Sunday, March 30, 2008
Amateur Review of 30 Days of Night
Before I forget what I thought about this movie which I saw the same weekend I watched this one, here are my thoughts:
30 Days of Night was released in October 2007. It stars Josh Hartnett and some chick named Melissa George. My husband really liked it. I, not so much.
I was distracted by a couple of things:
1. Josh was so GROWN. I mean, I know it has been a few years since Pearl Harbor and Black Hawk Down, but really... It was like seeing a cousin you hadn't seen in ages and still remember them as they were the last time you saw them.
2. Everyone, especially Melissa George who plays Josh's ex-wife, and the kid who plays Josh's brother needed a crate of Chap stick on their lips. Shit, I know they are in Alaska and it is friggin cold but keep that shit in your pocket and lube up your smackers once in a while.

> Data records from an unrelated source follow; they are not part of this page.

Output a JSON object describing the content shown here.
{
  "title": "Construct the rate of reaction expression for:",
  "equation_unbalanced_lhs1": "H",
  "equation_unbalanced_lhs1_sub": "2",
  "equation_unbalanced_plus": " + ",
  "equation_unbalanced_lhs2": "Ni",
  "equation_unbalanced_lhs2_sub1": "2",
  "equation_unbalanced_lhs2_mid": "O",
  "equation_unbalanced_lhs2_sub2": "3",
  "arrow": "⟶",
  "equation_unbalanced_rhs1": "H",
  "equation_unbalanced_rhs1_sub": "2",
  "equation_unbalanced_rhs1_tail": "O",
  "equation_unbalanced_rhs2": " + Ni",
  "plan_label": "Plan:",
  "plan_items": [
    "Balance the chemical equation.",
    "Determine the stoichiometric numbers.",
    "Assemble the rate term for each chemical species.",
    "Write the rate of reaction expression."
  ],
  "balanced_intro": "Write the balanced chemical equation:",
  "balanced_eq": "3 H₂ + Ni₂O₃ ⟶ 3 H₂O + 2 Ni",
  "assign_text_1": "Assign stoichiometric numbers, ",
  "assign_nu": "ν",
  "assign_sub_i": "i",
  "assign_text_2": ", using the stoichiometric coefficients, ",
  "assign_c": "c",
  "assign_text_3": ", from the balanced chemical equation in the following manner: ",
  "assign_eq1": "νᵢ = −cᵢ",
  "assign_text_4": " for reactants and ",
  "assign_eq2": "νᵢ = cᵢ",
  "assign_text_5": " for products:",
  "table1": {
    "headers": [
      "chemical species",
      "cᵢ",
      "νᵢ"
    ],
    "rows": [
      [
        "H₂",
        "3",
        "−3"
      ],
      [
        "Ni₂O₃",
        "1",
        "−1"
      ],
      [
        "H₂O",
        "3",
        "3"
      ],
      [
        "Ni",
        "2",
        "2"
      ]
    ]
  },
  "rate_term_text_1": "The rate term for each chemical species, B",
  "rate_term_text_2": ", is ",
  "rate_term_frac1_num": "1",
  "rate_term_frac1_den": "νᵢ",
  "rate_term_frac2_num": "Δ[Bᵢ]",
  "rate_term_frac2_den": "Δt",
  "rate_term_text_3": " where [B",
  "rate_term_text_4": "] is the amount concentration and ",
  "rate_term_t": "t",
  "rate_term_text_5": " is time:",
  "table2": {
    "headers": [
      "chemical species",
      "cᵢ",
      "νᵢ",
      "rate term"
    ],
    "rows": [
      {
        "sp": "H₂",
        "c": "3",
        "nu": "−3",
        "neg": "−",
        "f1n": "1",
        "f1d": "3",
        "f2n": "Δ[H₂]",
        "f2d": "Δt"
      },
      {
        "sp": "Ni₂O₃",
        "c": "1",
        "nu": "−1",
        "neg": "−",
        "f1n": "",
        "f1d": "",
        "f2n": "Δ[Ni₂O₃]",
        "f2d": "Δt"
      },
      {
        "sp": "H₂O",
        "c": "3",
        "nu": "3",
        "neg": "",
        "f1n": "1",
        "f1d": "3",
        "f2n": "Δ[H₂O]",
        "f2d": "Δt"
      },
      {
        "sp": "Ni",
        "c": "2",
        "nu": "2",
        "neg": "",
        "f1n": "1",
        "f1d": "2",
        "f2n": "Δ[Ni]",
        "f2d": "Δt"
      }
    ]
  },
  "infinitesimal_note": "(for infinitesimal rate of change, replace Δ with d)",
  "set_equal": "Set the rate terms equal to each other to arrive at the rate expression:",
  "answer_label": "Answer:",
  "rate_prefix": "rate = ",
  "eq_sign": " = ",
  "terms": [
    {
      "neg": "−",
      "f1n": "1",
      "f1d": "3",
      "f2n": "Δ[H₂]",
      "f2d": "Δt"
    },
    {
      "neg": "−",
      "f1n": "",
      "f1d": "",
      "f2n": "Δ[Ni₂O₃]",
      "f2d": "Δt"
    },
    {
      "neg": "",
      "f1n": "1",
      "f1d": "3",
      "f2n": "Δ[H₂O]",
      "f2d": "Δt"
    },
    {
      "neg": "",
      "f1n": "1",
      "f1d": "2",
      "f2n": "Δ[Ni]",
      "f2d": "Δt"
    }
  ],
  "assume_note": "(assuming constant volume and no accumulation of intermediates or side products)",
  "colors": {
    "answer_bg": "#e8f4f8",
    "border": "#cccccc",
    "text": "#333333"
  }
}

3. The Vampires (oh yeah it's a movie about Vampires, I left that out didn't I), where just weird. The head guy, Marlow is like the unpopular, geeky, middle age guy in the next cubicle at work that you have to say hi to but gives you the creeps. Marlow speaks in a weird, ancient language and the other vampires just shriek. Annoying.
Back to the movie...
Josh is a sheriff and this weird dude (Ben Foster - who I remember from Six Feet Under as Claire art friend. Remember him?) comes ashore and starts creating havoc just as the town is shutting down for the 30 days of night. All hell breaks lose. He leads a group of survivors to a hidden attic where they will wait out the darkness.
There is dead dogs, beheading, blood galore, screaming, explosions, shrieking, feeding frenzies, ax murder, and a little vampire girl who is happily feeding on someone before she is killed. Even at the final show down I was waiting for the Lost Boys music to kick in.
None of this is enough for me to give this movie any more than a C+ and that is because I thought Josh was cute. The premise was good but the acting and directing were pathetic and the there were too many images of bloody children for my taste.